HEIGHTENED PRAISE FOR TRUMP

Any presidential party convention is a coronation of the party's nominee, and Democrats featured a spectrum of people speaking about Biden's character, from career politicians to an elevator operator.

Some speakers' praise for Trump during the first day of the Republican convention went further.

"He started a movement to reclaim our government from the rotten cartel of insiders that have been destroying our country," Kirk said. "We may not realize it at the time. But Trump is the bodyguard of Western civilization."

HALEY STANDS OUT

On a night filled with screeds, Nikki Haley, Trump’s former ambassador to the United Nations, laid out an effective political case for the president’s re-election, highlighting his shredding of a deal with Iran and other foreign policy positions.

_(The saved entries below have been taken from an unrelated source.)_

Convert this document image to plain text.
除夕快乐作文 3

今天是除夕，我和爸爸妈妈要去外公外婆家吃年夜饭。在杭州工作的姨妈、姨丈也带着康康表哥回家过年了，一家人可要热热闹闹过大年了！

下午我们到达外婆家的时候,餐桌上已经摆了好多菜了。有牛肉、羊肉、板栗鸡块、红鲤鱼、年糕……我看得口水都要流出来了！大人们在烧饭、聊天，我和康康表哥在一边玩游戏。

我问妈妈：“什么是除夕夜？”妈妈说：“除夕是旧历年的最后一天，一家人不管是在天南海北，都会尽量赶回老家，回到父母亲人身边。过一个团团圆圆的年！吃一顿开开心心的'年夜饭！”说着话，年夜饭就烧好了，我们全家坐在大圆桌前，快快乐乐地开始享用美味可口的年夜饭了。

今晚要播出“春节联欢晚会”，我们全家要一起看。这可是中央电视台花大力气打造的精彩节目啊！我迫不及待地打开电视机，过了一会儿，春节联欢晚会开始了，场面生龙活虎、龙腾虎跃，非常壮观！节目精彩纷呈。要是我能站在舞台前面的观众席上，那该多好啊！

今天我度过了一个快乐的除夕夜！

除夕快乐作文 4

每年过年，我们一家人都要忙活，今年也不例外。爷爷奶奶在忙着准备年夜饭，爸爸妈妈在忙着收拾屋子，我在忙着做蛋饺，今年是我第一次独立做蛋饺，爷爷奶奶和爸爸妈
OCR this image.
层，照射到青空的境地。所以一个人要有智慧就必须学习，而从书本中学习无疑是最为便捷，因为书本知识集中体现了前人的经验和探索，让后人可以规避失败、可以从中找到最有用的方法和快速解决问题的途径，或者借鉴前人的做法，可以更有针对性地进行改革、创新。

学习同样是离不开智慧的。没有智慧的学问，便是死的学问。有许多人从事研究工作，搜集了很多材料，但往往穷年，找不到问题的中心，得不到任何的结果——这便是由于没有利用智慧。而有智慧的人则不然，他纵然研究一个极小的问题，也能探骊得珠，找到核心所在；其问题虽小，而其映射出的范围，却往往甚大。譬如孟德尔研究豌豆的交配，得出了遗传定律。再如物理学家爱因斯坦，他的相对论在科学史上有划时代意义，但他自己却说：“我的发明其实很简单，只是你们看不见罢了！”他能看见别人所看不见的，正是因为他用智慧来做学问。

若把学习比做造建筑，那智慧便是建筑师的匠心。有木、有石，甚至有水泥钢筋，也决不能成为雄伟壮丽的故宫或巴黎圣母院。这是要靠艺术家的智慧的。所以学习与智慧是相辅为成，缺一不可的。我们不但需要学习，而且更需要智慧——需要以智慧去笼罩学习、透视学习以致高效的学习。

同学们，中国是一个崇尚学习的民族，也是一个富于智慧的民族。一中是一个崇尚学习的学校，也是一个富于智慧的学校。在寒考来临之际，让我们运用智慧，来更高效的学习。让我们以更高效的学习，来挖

That wasn’t a surprise. Haley, a former governor of South Carolina, has political experience that many of the evening’s speakers lacked.

Haley, a child of Indian immigrants, attempted to draw a contrast with what she called Democratic support of "riot and rage."

"I was a brown girl in a black and white world,” Haley said. "We faced discrimination and hardship. But my parents never gave in to grievance and hate."

A PUSH FOR BLACK VOTERS

Kim Klacik, an African-American congressional candidate from Baltimore, is a long shot to win her race, but she scored a prime speaking slot on the Republican convention's first night.

Klacik was part of an effort on the first night of the convention to showcase Black supporters of Trump following a Democratic convention that highlighted that party's diversity.

Trump received just 8 percent of the African-American vote in 2016. His opponent's running mate, Kamala Harris, seeks to become the first Black woman vice president. Trump has regularly criticized the Black Lives Matter movement.

"The Democratic Party does not want Black people to leave their mental plantation," Georgia state Representative Vernon Jones said. "We've been forced to be there for decades and generations. But I have news for Joe Biden. We are free. We are free people with free minds."

Football legend Herschel Walker declared Trump his "friend" and not a "racist."

Senator Tim Scott of South Carolina, the chamber's only Black Republican, was the evening's final speaker. Like Haley, he attempted to outline a more optimistic vision of America, drawing upon his own personal life story as an unlikely congressional candidate.

"From cotton to Congress in one lifetime," Scott said.

Rather than a painting a dark vision of angry mobs or "leftist" violence, Scott criticized Biden's long tenure in Washington, suggesting he was incapable of bringing about real change.

"So when it comes to what Joe Biden says he'll do, look at his actions. Look at his policies. Look at what he already did," Scott said. "And what he didn't do while he's been in Washington for 47 years."

It was a singular appeal to swing voters in a night filled with alarmist invective.